Reiners JK, Rossdeutscher W, Hopster K, Kästner SBR. Development and clinical evaluation of a new sensor design for buccal pulse oximetry in horses.
Equine Vet J 2017;
50:228-234. [PMID:
28833376 DOI:
10.1111/evj.12744]
[Citation(s) in RCA: 7] [Impact Index Per Article: 1.0] [Reference Citation Analysis] [What about the content of this article? (0)] [Affiliation(s)] [Abstract] [Key Words] [Track Full Text] [Journal Information] [Subscribe] [Scholar Register] [Received: 10/04/2016] [Accepted: 08/06/2017] [Indexed: 11/30/2022]
Abstract
BACKGROUND
The use of pulse oximetry in horses is limited due to inadequate readings with conventional transmission sensor probes.
OBJECTIVES
The objectives of this study were to 1) develop an improved sensor design for horses to be used at an appropriate anatomical site, and 2) evaluate this design in an experimental study.
STUDY DESIGN
In vivo experiment.
METHODS
A new sensor design for reflectance pulse oximetry at the buccal mucosa was developed. A conventional Nonin 2000SL sensor for transmission pulse oximetry was included into this design. Three different prototypes (N1, N2a, N2b) were constructed and used with the Nonin 2500A Vet pulse oximetry monitor. Thirteen anaesthetised warmblood horses were included into a desaturation protocol (100-70% SaO2 ). SpO2 and pulse frequency values were recorded, using SaO2 calculated from blood gas analysis and invasive pulse frequency measurements as reference methods. Bias and precision were evaluated by calculations of the root mean square deviation (Arms ).
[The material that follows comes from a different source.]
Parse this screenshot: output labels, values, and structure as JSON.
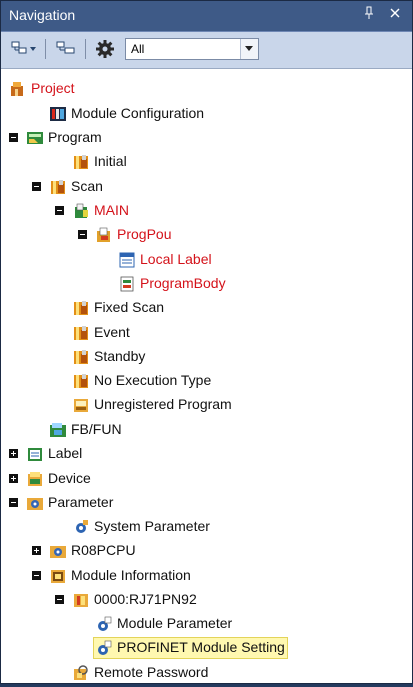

The agreement of the methods was tested with Bland-Altman analysis.
RESULTS
The quality of the pulse frequency readings determined the quality of the SpO2 -readings. Good pulse signal strength resulted in a SpO2 -accuracy comparable to that of the original sensor (Nonin 2000SL: Arms = 3%; N1: Arms = 3.60%; N2b: Arms = 3.46%). Especially at heart rates ≤30 bpm, pulse rate readings that were about twice as high as the reference value occurred. Their exclusion from the dataset resulted in a pulse rate accuracy similar to that of the original sensor. Bland-Altman plots showed limits of agreement typical of pulse oximeters.
MAIN LIMITATIONS
The pulse frequency accuracy requires further improvement. The usability in clinical cases needs to be tested.
CONCLUSIONS
The new sensor design has been shown to be suitable for buccal pulse oximetry in horses.